You can deduct half of your self-employment tax on your income taxes.
So, for example, if your Schedule SE says you owe $2,000 in self-employment tax for the year, you’ll need to pay that money when it’s due during the year, but at tax time $1,000 would be deductible on your 1040. If you form an LLC or a C Corp, you'll have a different tax situation.
You may be able to get self-employment tax deductions for the cost of going into business.
Start-up costs generally include the costs to get your business up and running before it opens, such as grand opening advertising, salaries and wages for employees in training, travel to obtain suppliers or customers, or consulting fees.

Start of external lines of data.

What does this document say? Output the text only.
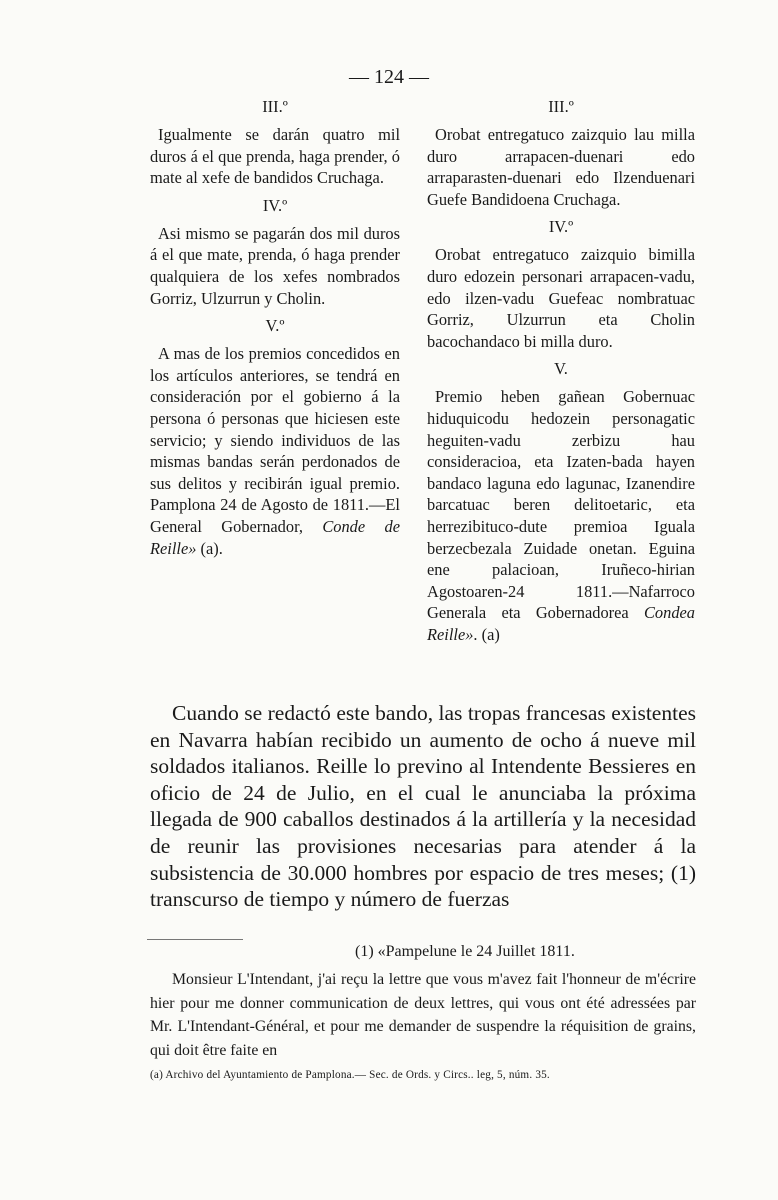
— 124 —
III.º

Igualmente se darán quatro mil duros á el que prenda, haga prender, ó mate al xefe de bandidos Cruchaga.

IV.º

Asi mismo se pagarán dos mil duros á el que mate, prenda, ó haga prender qualquiera de los xefes nombrados Gorriz, Ulzurrun y Cholin.

V.º

A mas de los premios concedidos en los artículos anteriores, se tendrá en consideración por el gobierno á la persona ó personas que hiciesen este servicio; y siendo individuos de las mismas bandas serán perdonados de sus delitos y recibirán igual premio. Pamplona 24 de Agosto de 1811.—El General Gobernador, Conde de Reille» (a).

III.º

Orobat entregatuco zaizquio lau milla duro arrapacen-duenari edo arraparasten-duenari edo Ilzenduenari Guefe Bandidoena Cruchaga.

IV.º

Orobat entregatuco zaizquio bimilla duro edozein personari arrapacen-vadu, edo ilzen-vadu Guefeac nombratuac Gorriz, Ulzurrun eta Cholin bacochandaco bi milla duro.

V.

Premio heben gañean Gobernuac hiduquicodu hedozein personagatic heguiten-vadu zerbizu hau consideracioa, eta Izaten-bada hayen bandaco laguna edo lagunac, Izanendire barcatuac beren delitoetaric, eta herrezibituco-dute premioa Iguala berzecbezala Zuidade onetan. Eguina ene palacioan, Iruñeco-hirian Agostoaren-24 1811.—Nafarroco Generala eta Gobernadorea Condea Reille». (a)

Cuando se redactó este bando, las tropas francesas existentes en Navarra habían recibido un aumento de ocho á nueve mil soldados italianos. Reille lo previno al Intendente Bessieres en oficio de 24 de Julio, en el cual le anunciaba la próxima llegada de 900 caballos destinados á la artillería y la necesidad de reunir las provisiones necesarias para atender á la subsistencia de 30.000 hombres por espacio de tres meses; (1) transcurso de tiempo y número de fuerzas

(1) «Pampelune le 24 Juillet 1811.

Monsieur L'Intendant, j'ai reçu la lettre que vous m'avez fait l'honneur de m'écrire hier pour me donner communication de deux lettres, qui vous ont été adressées par Mr. L'Intendant-Général, et pour me demander de suspendre la réquisition de grains, qui doit être faite en

(a) Archivo del Ayuntamiento de Pamplona.— Sec. de Ords. y Circs.. leg, 5, núm. 35.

You may be able to deduct up to $5,000 of business start-up costs and $5,000 of organizational costs (the costs to set up a legal entity for your business, such as an LLC). However, not everyone gets this deduction. The $5,000 deduction is reduced by the amount your total start-up or organizational costs exceed $50,000.
Business start-up and organizational costs are generally capital expenditures, which means they're treated like assets rather than expenses. In turn, you may be able to depreciate your start-up costs over time, and that depreciation is typically a deductible business expense. The rules are a little complicated; IRS Publication 535 has the details.
The Qualified Business Income Deduction
One of the newest self-employment tax deductions out there, the qualified business income deduction (QBI) allows eligible self-employed and small-business owners to deduct a portion of their business income on their taxes.
If your total taxable income — that is, not just your business income but other income as well — is at or below $163,300 for single filers or $326,600 for joint filers, then in 2020 you may qualify for the 20% deduction on your taxable business income.
The qualified business income deduction is for people who have “pass-through income” — that’s business income that you report on your personal tax return. Entities eligible for the qualified business income deduction include Sole Proprietorships, Partnerships, S-Corporations and Limited Liability Companies (LLCs).
If your income is above the limit, you might still be able to claim the pass-through deduction depending on the precise nature of your business (the deduction phases out for some businesses).
Now that you know the dos and don’ts of self-employed tax write-offs, it’s time to start keeping track of your expenses. Be sure to log and track all of your tax deductions, so come tax season, your write-offs can do what they do best: protect your business from an expensive tax bill.
As part of the Coronavirus Aid, Relief and Economic Security (CARES) Acts, individuals and corporations that itemize can deduct much greater amounts of their contributions. Individuals can elect to deduct donations up to 100% of their 2020 AGI (up from 60% previously). Corporations may deduct up to 25% of taxable income, up from the previous limit of 10%. The new deduction is for gifts that go to a public charity.